German trade mission sees opportunities in Ghana


Representatives of eight top class German companies with specialisation in renewable energy have completed a week-long working tour of Ghana to ascertain how they can partner local companies to provide grid-connected electricity solutions to bulk consumers in the country.

The high-powered trade delegation on Renewable Energy and Photovoltaic Applications started their mission with a forum on “Grid-Connected PV Plants and applications,” before visiting the Ministry of Energy where they were received by the Deputy Minister of Energy and Petroleum, Mr John Jinapor. The mission also visited some mining companies, manufacturing companies and other bulk electricity consumers in Tema and Accra.

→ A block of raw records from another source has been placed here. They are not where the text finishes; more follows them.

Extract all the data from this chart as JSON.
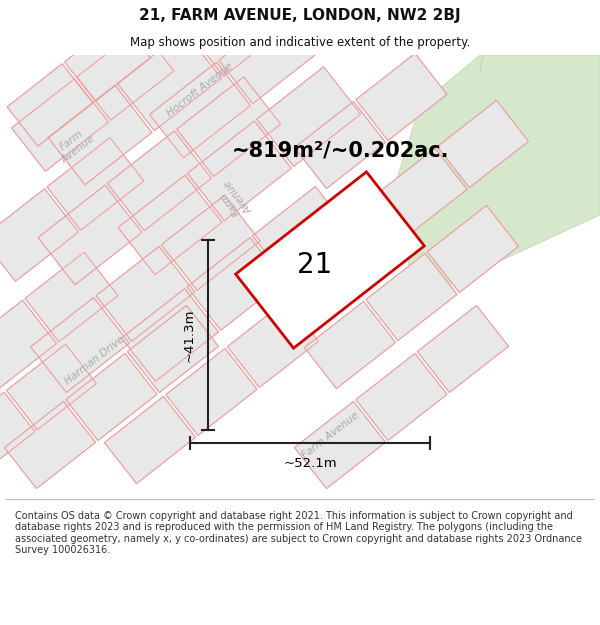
{
  "title": "21, FARM AVENUE, LONDON, NW2 2BJ",
  "subtitle": "Map shows position and indicative extent of the property.",
  "area_label": "~819m²/~0.202ac.",
  "width_label": "~52.1m",
  "height_label": "~41.3m",
  "plot_number": "21",
  "map_bg": "#f8f8f8",
  "block_fill": "#e8e8e8",
  "block_edge": "#c8c8c8",
  "plot_line_color": "#f0a0a0",
  "plot_outline_color": "#cc0000",
  "green_fill": "#d8e8d0",
  "green_edge": "#c0d4b8",
  "dim_color": "#222222",
  "text_color": "#111111",
  "street_color": "#aaaaaa",
  "footer_text": "Contains OS data © Crown copyright and database right 2021. This information is subject to Crown copyright and database rights 2023 and is reproduced with the permission of HM Land Registry. The polygons (including the associated geometry, namely x, y co-ordinates) are subject to Crown copyright and database rights 2023 Ordnance Survey 100026316."
}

The visit comes at a time when Ghana is going through power crisis following the shutting down of a component of Takoradi Three power for maintenance. The country currently produces a little over 2,000 megawatts of power, just enough for consumption without any buffer. Investments into grid connected private power systems have delayed because for a long time the country did not have feed in tariffs which enables such independent power producers to transfer reserve power into the grid.

The Head of Energy Desk at the AHK, Mr Joachim Scheid, told the Daily Graphic that the visit was fruitful as some of the companies had expressed the interest to form joint ventures and partnerships with some local suppliers and companies.

Opportunities in Ghana

Mr Scheid said the coming of the mission was timely because it coincided with adjustments in utility prices to eliminate subsidies, which provide attractive tariffs for investors to recoup their investments. A research conducted by the Delegation of German Industry and Commerce in Ghana (AHK) revealed that the country offered competitive environment for producing energy from photovoltaic sources (solar energy).

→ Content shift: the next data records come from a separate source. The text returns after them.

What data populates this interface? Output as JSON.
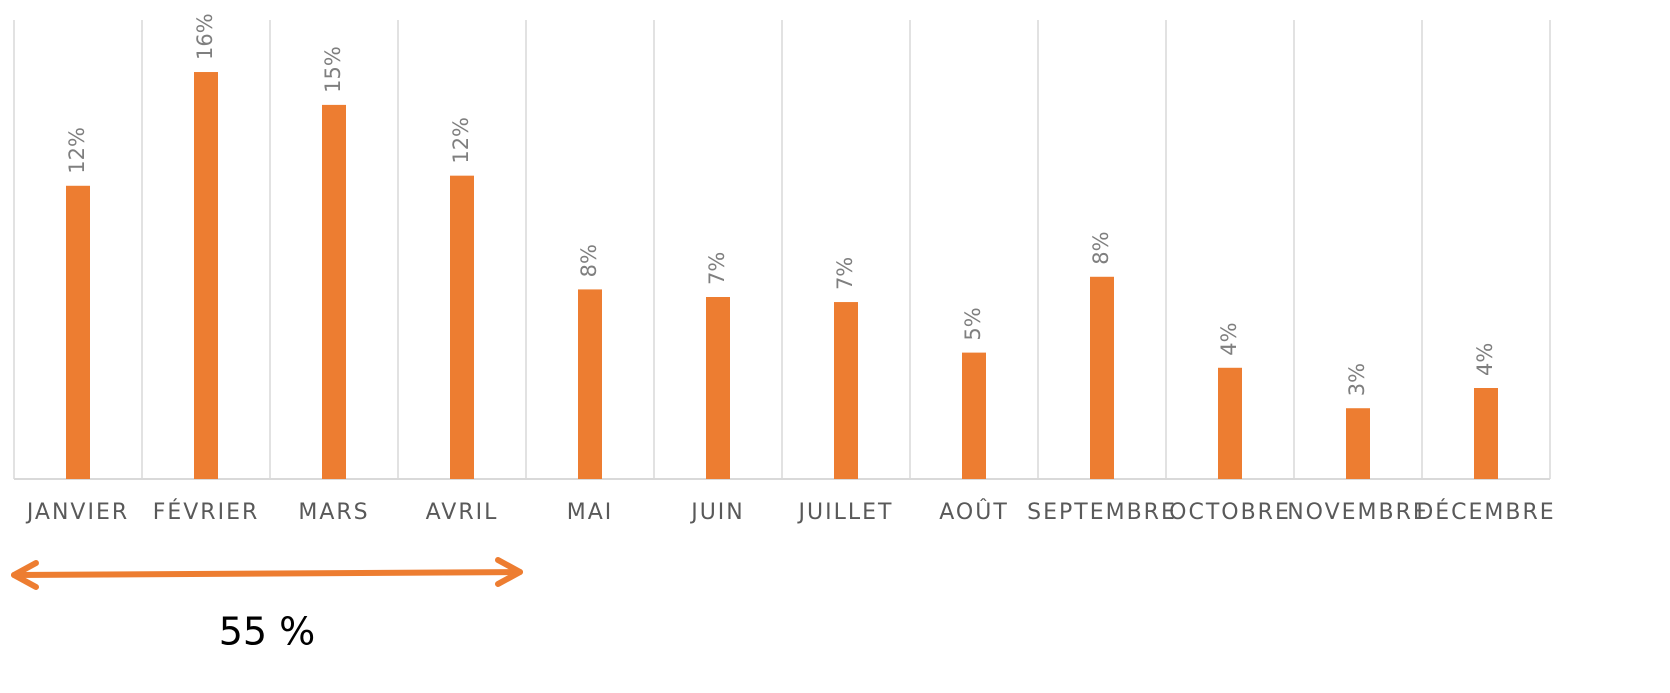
{
  "chart_data": {
    "type": "bar",
    "categories": [
      "JANVIER",
      "FÉVRIER",
      "MARS",
      "AVRIL",
      "MAI",
      "JUIN",
      "JUILLET",
      "AOÛT",
      "SEPTEMBRE",
      "OCTOBRE",
      "NOVEMBRE",
      "DÉCEMBRE"
    ],
    "values": [
      11.6,
      16.1,
      14.8,
      12.0,
      7.5,
      7.2,
      7.0,
      5.0,
      8.0,
      4.4,
      2.8,
      3.6
    ],
    "value_labels": [
      "12%",
      "16%",
      "15%",
      "12%",
      "8%",
      "7%",
      "7%",
      "5%",
      "8%",
      "4%",
      "3%",
      "4%"
    ],
    "color": "#ed7d31",
    "ylim": [
      0,
      18
    ],
    "annotation": "55 %"
  }
}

Currently, companies that rely on bulk power buy at 75Gp per kilowatt hour, translating into about 20 Euro cents. However, photovoltaic applications can help them produce power at about eight euro cents per kilowatt hour kWh, or between 40Gp and 45Gp/kWh. Mr Scheid said members of the delegation were very impressed with their findings on the ground and the potential the country offered them and would want to collaborate with local entities to train more technicians to support the growing PV industry.

AHK organised the mission in collaboration with the German Development Cooperation (GIZ), which recruited the companies on the mission. Ghana’s energy policy aims at generating 10 per cent of the country’s power needs from renewable sources by 2020. This means PV solutions, hydro power, wind, biomass and other renewable sources of producing power will be harnessed.